Mustard-Crusted Pork with Farro and Carrot Salad
Mustard-Crusted Pork with Farro and Carrot Salad is a dairy free main course. This recipe serves 8. One portion of this dish contains approximately 45g of protein, 23g of fat, and a total of 583 calories. A mixture of apple cider vinegar, caraway seeds, honey, and a handful of other ingredients are all it takes to make this recipe so flavorful. To use up the honey you could follow this main course with the Honey Gingerbread as a dessert.
Instructions
Place pork on a wire rack set inside a large rimmed baking sheet; season all over with salt and pepper.
Whisk mustard, mustard powder, and 1/4 cup oil in a small bowl to blend. Rub over pork and let sit at room temperature 1 hour.
Preheat oven to 425°F. Roast pork until beginning to brown, 25-30 minutes. Reduce heat to 350°F and roast until a thermometer inserted in the thickest part registers 145°F, 25-35 minutes longer, depending on thickness of roast.

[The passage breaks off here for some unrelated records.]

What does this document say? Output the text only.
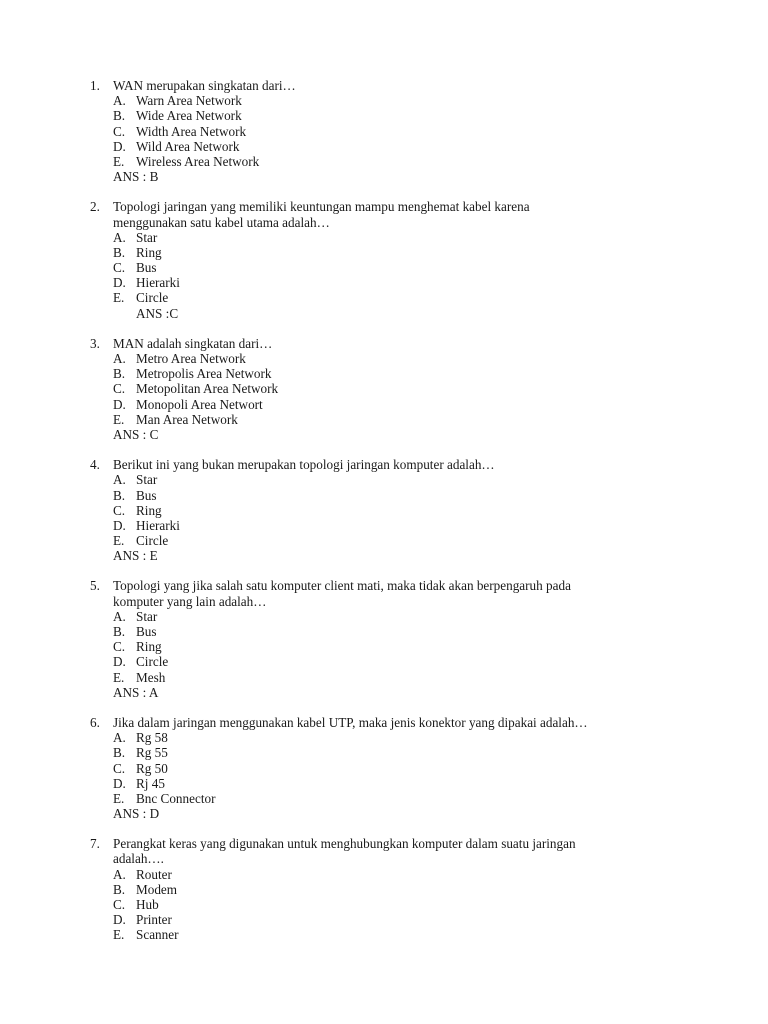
1. WAN merupakan singkatan dari…
A. Warn Area Network
B. Wide Area Network
C. Width Area Network
D. Wild Area Network
E. Wireless Area Network
ANS : B
2. Topologi jaringan yang memiliki keuntungan mampu menghemat kabel karena
menggunakan satu kabel utama adalah…
A. Star
B. Ring
C. Bus
D. Hierarki
E. Circle
ANS :C
3. MAN adalah singkatan dari…
A. Metro Area Network
B. Metropolis Area Network
C. Metopolitan Area Network
D. Monopoli Area Networt
E. Man Area Network
ANS : C
4. Berikut ini yang bukan merupakan topologi jaringan komputer adalah…
A. Star
B. Bus
C. Ring
D. Hierarki
E. Circle
ANS : E
5. Topologi yang jika salah satu komputer client mati, maka tidak akan berpengaruh pada
komputer yang lain adalah…
A. Star
B. Bus
C. Ring
D. Circle
E. Mesh
ANS : A
6. Jika dalam jaringan menggunakan kabel UTP, maka jenis konektor yang dipakai adalah…
A. Rg 58
B. Rg 55
C. Rg 50
D. Rj 45
E. Bnc Connector
ANS : D
7. Perangkat keras yang digunakan untuk menghubungkan komputer dalam suatu jaringan
adalah….
A. Router
B. Modem
C. Hub
D. Printer
E. Scanner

Meanwhile, cook farro in a large pot of boiling salted water until tender, 30-35 minutes; drain.
Whisk vinegar, caraway seeds, honey, and remaining 1/4 cup oil in a medium bowl; set vinaigrette aside.
Heat 2 tablespoons vinaigrette in a large skillet over medium-high heat.

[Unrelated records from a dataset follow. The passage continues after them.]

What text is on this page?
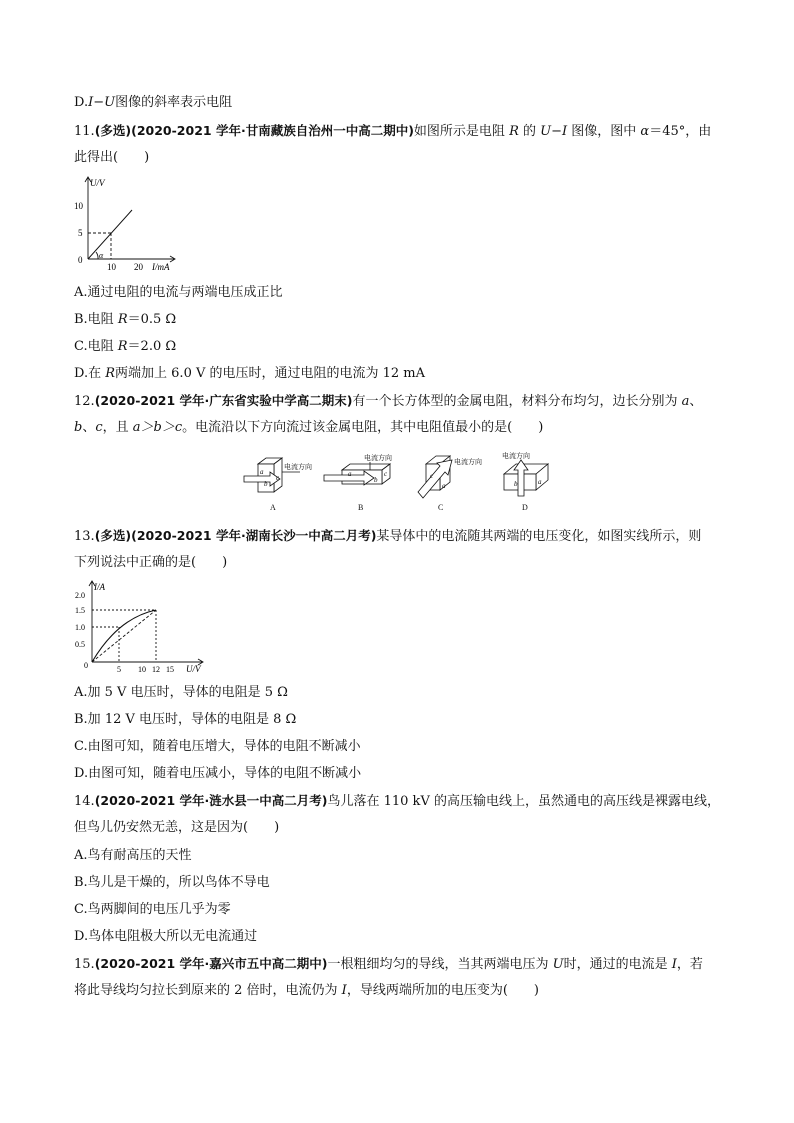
D.I−U图像的斜率表示电阻
11.(多选)(2020-2021 学年·甘南藏族自治州一中高二期中)如图所示是电阻 R 的 U−I 图像，图中 α＝45°，由
此得出(　　)
U/V
10
5
0 α
10 20 I/mA
A.通过电阻的电流与两端电压成正比
B.电阻 R＝0.5 Ω
C.电阻 R＝2.0 Ω
D.在 R两端加上 6.0 V 的电压时，通过电阻的电流为 12 mA
12.(2020-2021 学年·广东省实验中学高二期末)有一个长方体型的金属电阻，材料分布均匀，边长分别为 a、
b、c，且 a＞b＞c。电流沿以下方向流过该金属电阻，其中电阻值最小的是(　　)
a
b
c	a
b
c	c
a	b	a
电流方向
电流方向	电流方向
电流方向
A	B	C	D
13.(多选)(2020-2021 学年·湖南长沙一中高二月考)某导体中的电流随其两端的电压变化，如图实线所示，则
下列说法中正确的是(　　)
I/A
2.0
1.5
1.0
0.5
0	5 10 12 15 U/V
A.加 5 V 电压时，导体的电阻是 5 Ω
B.加 12 V 电压时，导体的电阻是 8 Ω
C.由图可知，随着电压增大，导体的电阻不断减小
D.由图可知，随着电压减小，导体的电阻不断减小
14.(2020-2021 学年·涟水县一中高二月考)鸟儿落在 110 kV 的高压输电线上，虽然通电的高压线是裸露电线，
但鸟儿仍安然无恙，这是因为(　　)
A.鸟有耐高压的天性
B.鸟儿是干燥的，所以鸟体不导电
C.鸟两脚间的电压几乎为零
D.鸟体电阻极大所以无电流通过
15.(2020-2021 学年·嘉兴市五中高二期中)一根粗细均匀的导线，当其两端电压为 U时，通过的电流是 I，若
将此导线均匀拉长到原来的 2 倍时，电流仍为 I，导线两端所加的电压变为(　　)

Add farro and carrots and cook, tossing often, until carrots soften and farro is warmed through, about 3 minutes.
Remove from heat and transfer to a large bowl.
Add onion, parsley, and half of remaining vinaigrette; season with salt and pepper and toss to combine.
Serve with farro salad. Pass remaining vinaigrette alongside.
DO AHEAD: Farro can be cooked 2 days ahead.
Let cool, cover, and chill. Reheat before using.